Fig 1. Illustration of gradient calculation using finite differences, forward sensitivity analysis and adjoint sensitivity equations for a model of mRNA transfection.

(a) Sketch and mathematical formulation of the mathematical model of mRNA transfection presented by [36]. The intracellular release of mRNA at time point t_r is modeled using the Dirac delta distribution δ. (b) Illustration of finite differences, forward sensitivity analysis and adjoint sensitivity analysis for the model of mRNA transfection: (top) Step 1: simulation of model; (middle) Step 2: intermediate step for gradient calculation; and (bottom) Step 3: calculation of gradient from intermediate results. For all methods, Step 1 and 2 involve numerical simulation (the direction indicated by the arrow) and are computationally demanding, while Step 3 is computationally negligible.

Fig 2. Comparison of gradient computation times for finite differences and forward and adjoint sensitivity analysis.

(a) Scaling of computation time with respect to the number of parameters for the model of ErbB signaling (BM3). Computation time for finite differences and forward sensitivity equations increases roughly linearly. Computation time for adjoint sensitivity analysis is almost independent of the number of parameters but possesses a higher initial cost. Adjoint sensitivity analysis is 48 times faster than forward sensitivity analysis when considering all parameters. (b,c) Speedup when using adjoint sensitivity analysis over forward sensitivity analysis for gradient computation evaluated for all investigated models compared against n_θ and n_x ⋅ n_θ. Regression curves (dashed lines) have been fitted to the results of all models excluding B3, which seems to be an outlier. All computations were performed on a MacBook Pro with an 2.9 GHz Intel Core i7 processor.
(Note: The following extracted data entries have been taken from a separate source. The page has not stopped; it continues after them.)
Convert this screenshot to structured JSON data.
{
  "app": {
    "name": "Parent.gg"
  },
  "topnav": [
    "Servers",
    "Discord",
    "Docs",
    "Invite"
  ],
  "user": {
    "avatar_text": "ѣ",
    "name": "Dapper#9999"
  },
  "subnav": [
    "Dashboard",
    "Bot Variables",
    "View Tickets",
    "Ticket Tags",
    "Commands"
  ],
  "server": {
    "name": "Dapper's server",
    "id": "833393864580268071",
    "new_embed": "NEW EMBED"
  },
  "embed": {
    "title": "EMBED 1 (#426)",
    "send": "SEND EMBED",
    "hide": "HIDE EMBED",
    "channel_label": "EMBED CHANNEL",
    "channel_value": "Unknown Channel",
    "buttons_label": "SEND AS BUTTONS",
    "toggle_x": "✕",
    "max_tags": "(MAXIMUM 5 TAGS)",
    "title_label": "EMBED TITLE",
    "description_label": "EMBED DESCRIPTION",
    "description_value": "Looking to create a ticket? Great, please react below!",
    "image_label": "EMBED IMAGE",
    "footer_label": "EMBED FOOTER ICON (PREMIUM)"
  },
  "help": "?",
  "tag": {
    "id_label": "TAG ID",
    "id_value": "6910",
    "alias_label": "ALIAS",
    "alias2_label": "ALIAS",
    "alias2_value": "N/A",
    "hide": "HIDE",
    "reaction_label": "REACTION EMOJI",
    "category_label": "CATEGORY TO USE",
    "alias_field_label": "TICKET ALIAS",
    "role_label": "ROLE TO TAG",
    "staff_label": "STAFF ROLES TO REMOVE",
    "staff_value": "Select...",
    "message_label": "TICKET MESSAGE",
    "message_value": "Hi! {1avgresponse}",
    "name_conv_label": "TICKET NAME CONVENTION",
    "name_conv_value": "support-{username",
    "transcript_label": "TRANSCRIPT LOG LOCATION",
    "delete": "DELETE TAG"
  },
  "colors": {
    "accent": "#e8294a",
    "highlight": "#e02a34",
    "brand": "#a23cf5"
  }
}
Fig 3. Comparison of the gradients computed using adjoint sensitivity equations with gradients computed using finite differences and forward sensitivity equations with default accuracies (absolute error < 10⁻¹⁶, relative error < 10⁻⁸).

Each point represents the absolute value of one gradient element. Points on the diagonal indicate a good agreement. (a) Forward finite differences with ϵ = 10⁻³ vs. adjoint sensitivities. (b) Forward sensitivities vs. adjoint sensitivities. (c) Adjoint sensitivities with high accuracies (absolute error < 10⁻³², relative error < 10⁻¹⁶) and default accuracies (absolute error < 10⁻¹⁶, relative error < 10⁻⁸).

Fig 4. Comparison of optimization speed using forward and adjoint sensitivities for the model of ErbB signaling.

For local optimization using forward sensitivity analysis (trust-region method) and local optimization using adjoint sensitivity analysis (interior-point method) we quantified the computation time across 100 local optimization runs with different initial conditions. For 41 out of 100 initial points the gradient could not be evaluated due to numerical problems. These optimization runs are omitted in all further analysis. (a,c) Comparison of objective function value with respect to iteration number and computation time. The hulls and medians computed for both methods are depicted as shaded areas and solid lines. (b,d) Pairwise comparison of objective function value after 10 iterations and 5 hours for both methods. Each dot corresponds to one initial point for the optimization. The coloring indicates which method performed better. (e) Pairwise comparison of the time required to reach the final objective function value achieved in the forward approach. For the adjoint approach the equivalent time is the minimal time to reach the same objective function value. Each dot corresponds to one initial point for the optimization. (f) Histogram of speedup by using adjoint sensitivity analysis over forward sensitivity analysis for individual initial points, computed from (e). All computations were performed on a linux cluster. Runs with same initial conditions were carried out on the same computation node.